La semana pasada, el día del paro de Moyano, tuvo que ir hasta el Hospital Rawson a renovar la licencia. Ya debería conocer el procedimiento; sin embargo, en este aspecto, su memoria es refractaria a todo empirismo. Hizo cola frente a una ventanilla. Llevaba apretados contra el pecho los análisis y radiografías que testimoniaban su dolencia (le había costado meses recolectarlos). La empleada le dijo que debería haber pedido turno por teléfono. Le pasó un papel en el que había anotado un número y se olvidó de él. El Astrólogo probó llamar desde su celular pero no tenía crédito. Buscó un teléfono público. Lo encontró en la esquina del hospital. Se le hizo difícil oír lo que le decían: los camioneros armaban su columna para marchar. El Astrólogo apretó el auricular contra la oreja. En ese momento, una ráfaga de viento le arrebató los certificados y los desparramó por la calle. Él, desesperado, corrió a buscarlos. Los vio dispersos. Entonces, actuó como un loco. Se tiró de boca al piso para abarcar más, para que ningún papel se le perdiera. Quedó planchado sobre los adoquines.

Rescató algunos documentos, unos pocos. A los otros, se los llevó el viento. Él no tuvo energía para alcanzarlos. Después, se sentó en el cordón de la vereda con los papeles arrugados en la mano. Sabía que era imposible compaginar esos fragmentos hasta lograr una figura, aunque sea incompleta, de sí mismo. Alguien le preguntó si se sentía bien. Lo acompañaron a tomar un taxi. Estaba tan aturdido que no recordaba la dirección de su casa.
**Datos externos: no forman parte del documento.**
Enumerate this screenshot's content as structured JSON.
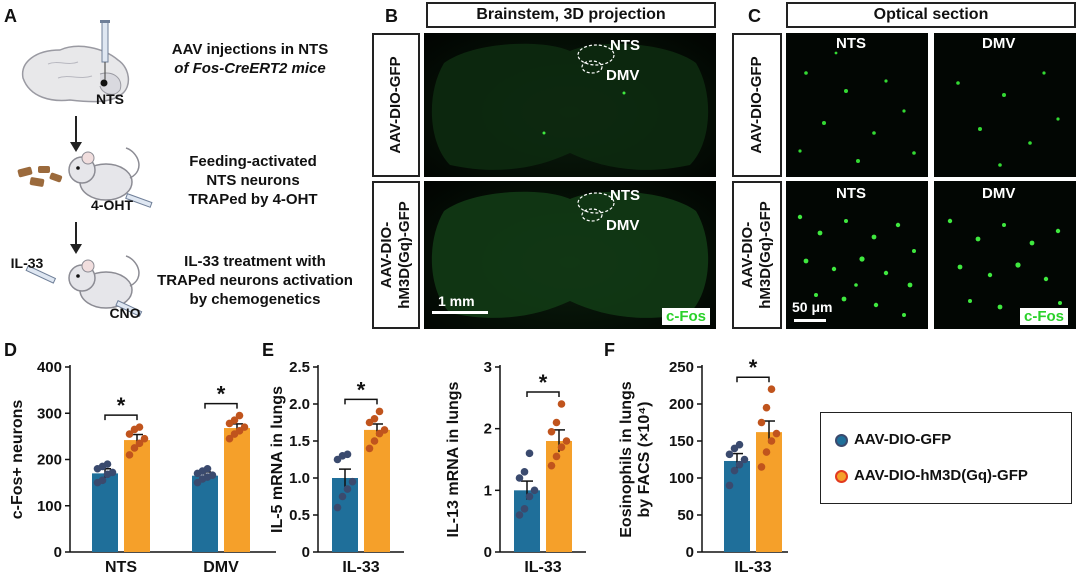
{
  "colors": {
    "gfp": "#1f6f9a",
    "gq": "#f5a02a",
    "gfp_dot": "#3a4a6e",
    "gq_dot": "#c0541d",
    "cfos": "#2ad12a"
  },
  "panelA": {
    "label": "A",
    "step1": [
      "AAV injections in NTS",
      "of Fos-CreERT2 mice"
    ],
    "nts": "NTS",
    "step2": [
      "Feeding-activated",
      "NTS neurons",
      "TRAPed by 4-OHT"
    ],
    "ohT": "4-OHT",
    "il33": "IL-33",
    "step3": [
      "IL-33 treatment with",
      "TRAPed neurons activation",
      "by chemogenetics"
    ],
    "cno": "CNO"
  },
  "panelB": {
    "label": "B",
    "title": "Brainstem, 3D projection",
    "row1": "AAV-DIO-GFP",
    "row2": [
      "AAV-DIO-",
      "hM3D(Gq)-GFP"
    ],
    "nts": "NTS",
    "dmv": "DMV",
    "scale": "1 mm",
    "cfos": "c-Fos"
  },
  "panelC": {
    "label": "C",
    "title": "Optical section",
    "row1": "AAV-DIO-GFP",
    "row2": [
      "AAV-DIO-",
      "hM3D(Gq)-GFP"
    ],
    "nts": "NTS",
    "dmv": "DMV",
    "scale": "50 μm",
    "cfos": "c-Fos"
  },
  "panelD": {
    "label": "D"
  },
  "panelE": {
    "label": "E"
  },
  "panelF": {
    "label": "F"
  },
  "legend": {
    "gfp": "AAV-DIO-GFP",
    "gq": "AAV-DIO-hM3D(Gq)-GFP"
  },
  "chart_data": [
    {
      "id": "D",
      "type": "bar",
      "ylabel": "c-Fos+ neurons",
      "categories": [
        "NTS",
        "DMV"
      ],
      "ylim": [
        0,
        400
      ],
      "yticks": [
        0,
        100,
        200,
        300,
        400
      ],
      "series": [
        {
          "name": "AAV-DIO-GFP",
          "values": [
            170,
            165
          ],
          "sem": [
            10,
            8
          ],
          "points": [
            [
              150,
              155,
              168,
              172,
              180,
              185,
              190
            ],
            [
              150,
              158,
              162,
              166,
              170,
              175,
              180
            ]
          ]
        },
        {
          "name": "AAV-DIO-hM3D(Gq)-GFP",
          "values": [
            242,
            268
          ],
          "sem": [
            12,
            9
          ],
          "points": [
            [
              210,
              225,
              235,
              245,
              255,
              265,
              270
            ],
            [
              245,
              255,
              262,
              270,
              278,
              285,
              295
            ]
          ]
        }
      ],
      "significance": [
        "*",
        "*"
      ]
    },
    {
      "id": "E1",
      "type": "bar",
      "ylabel": "IL-5 mRNA in lungs",
      "categories": [
        "IL-33"
      ],
      "ylim": [
        0,
        2.5
      ],
      "yticks": [
        0,
        0.5,
        1.0,
        1.5,
        2.0,
        2.5
      ],
      "series": [
        {
          "name": "AAV-DIO-GFP",
          "values": [
            1.0
          ],
          "sem": [
            0.12
          ],
          "points": [
            [
              0.6,
              0.75,
              0.85,
              0.95,
              1.25,
              1.3,
              1.32
            ]
          ]
        },
        {
          "name": "AAV-DIO-hM3D(Gq)-GFP",
          "values": [
            1.65
          ],
          "sem": [
            0.08
          ],
          "points": [
            [
              1.4,
              1.5,
              1.6,
              1.65,
              1.75,
              1.8,
              1.9
            ]
          ]
        }
      ],
      "significance": [
        "*"
      ]
    },
    {
      "id": "E2",
      "type": "bar",
      "ylabel": "IL-13 mRNA in lungs",
      "categories": [
        "IL-33"
      ],
      "ylim": [
        0,
        3
      ],
      "yticks": [
        0,
        1,
        2,
        3
      ],
      "series": [
        {
          "name": "AAV-DIO-GFP",
          "values": [
            1.0
          ],
          "sem": [
            0.15
          ],
          "points": [
            [
              0.6,
              0.7,
              0.9,
              1.0,
              1.2,
              1.3,
              1.6
            ]
          ]
        },
        {
          "name": "AAV-DIO-hM3D(Gq)-GFP",
          "values": [
            1.8
          ],
          "sem": [
            0.18
          ],
          "points": [
            [
              1.4,
              1.55,
              1.7,
              1.8,
              1.95,
              2.1,
              2.4
            ]
          ]
        }
      ],
      "significance": [
        "*"
      ]
    },
    {
      "id": "F",
      "type": "bar",
      "ylabel": [
        "Eosinophils in lungs",
        "by FACS (×10⁴)"
      ],
      "categories": [
        "IL-33"
      ],
      "ylim": [
        0,
        250
      ],
      "yticks": [
        0,
        50,
        100,
        150,
        200,
        250
      ],
      "series": [
        {
          "name": "AAV-DIO-GFP",
          "values": [
            123
          ],
          "sem": [
            10
          ],
          "points": [
            [
              90,
              110,
              118,
              125,
              132,
              140,
              145
            ]
          ]
        },
        {
          "name": "AAV-DIO-hM3D(Gq)-GFP",
          "values": [
            162
          ],
          "sem": [
            15
          ],
          "points": [
            [
              115,
              135,
              150,
              160,
              175,
              195,
              220
            ]
          ]
        }
      ],
      "significance": [
        "*"
      ]
    }
  ]
}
Hay un abordaje a la obra de Beckett que sostiene que en su ficción se cuestiona la idea de identidad a partir de la fragmentación del sujeto. Aseguran que Samuel Beckett problematizó el tema de la enunciación antes que los teóricos del lenguaje. Yo no podría respaldar semejante juicio; pero lo que resulta evidente en sus textos es esta cuestión del sujeto fragmentado. Tengo un amigo, trabajador de la industria gráfica y autor de sagas ilegibles, que escribió un relato que lleva al extremo este concepto beckettiano.

El argumento es grotesco. Un narrador en tercera persona cuenta la historia de un personaje que camina por Santa Fe hacia Plaza San Martín. Es un día soleado. En el sexto párrafo, el lector ya sabe que es martes, que son las diez de la mañana y que es el cumpleaños número sesenta y tres del protagonista, hombre de poco pelo, de cuerpo ancho, de apellido Ballesteros. Antes de cruzar Maipú hacia la plaza, Ballesteros entra al bar que está en la esquina. Pide café liviano. Al primer sorbo, nota que se le cae un diente. No hay sangre. No hay dolor. Mientras mira el diente, siente un temblor en la base de la oreja derecha. También se le cae. Rueda por el piso. La recoge y escapa del bar. Cruza hacia la plaza. Ocupa un banco. Allí pierde un brazo. Se le desprende pero logra agarrarlo antes que toque el piso. No se mueve. Se sabe frágil y eso lo aterra. Hace esfuerzos para no tragarse la lengua, que está en libertad y rebota contra el paladar. Respira hondo. No sabe qué hacer. Tiene una única esperanza y es la de quedarse dormido.

Cuando el amigo del Astrólogo me contó su historia, me acordé de inmediato de este cuento. Ballesteros y el Astrólogo son lo mismo. Los dos están en la calle y son vulnerables. Los dos sufren una degradación que no pueden detener, que los excede, pero que —al mismo tiempo— es lo que mejor refleja su ser. Me quedo con un par de imágenes: el Astrólogo y Ballesteros acunando sus fragmentos, ya sean documentos o pedazos de cuerpo, como si fueran madres con sus hijos. En sus cabezas sin amparo, debe rebotar la misma pregunta: ¿cuál será la próxima de mis partes que elija el azar?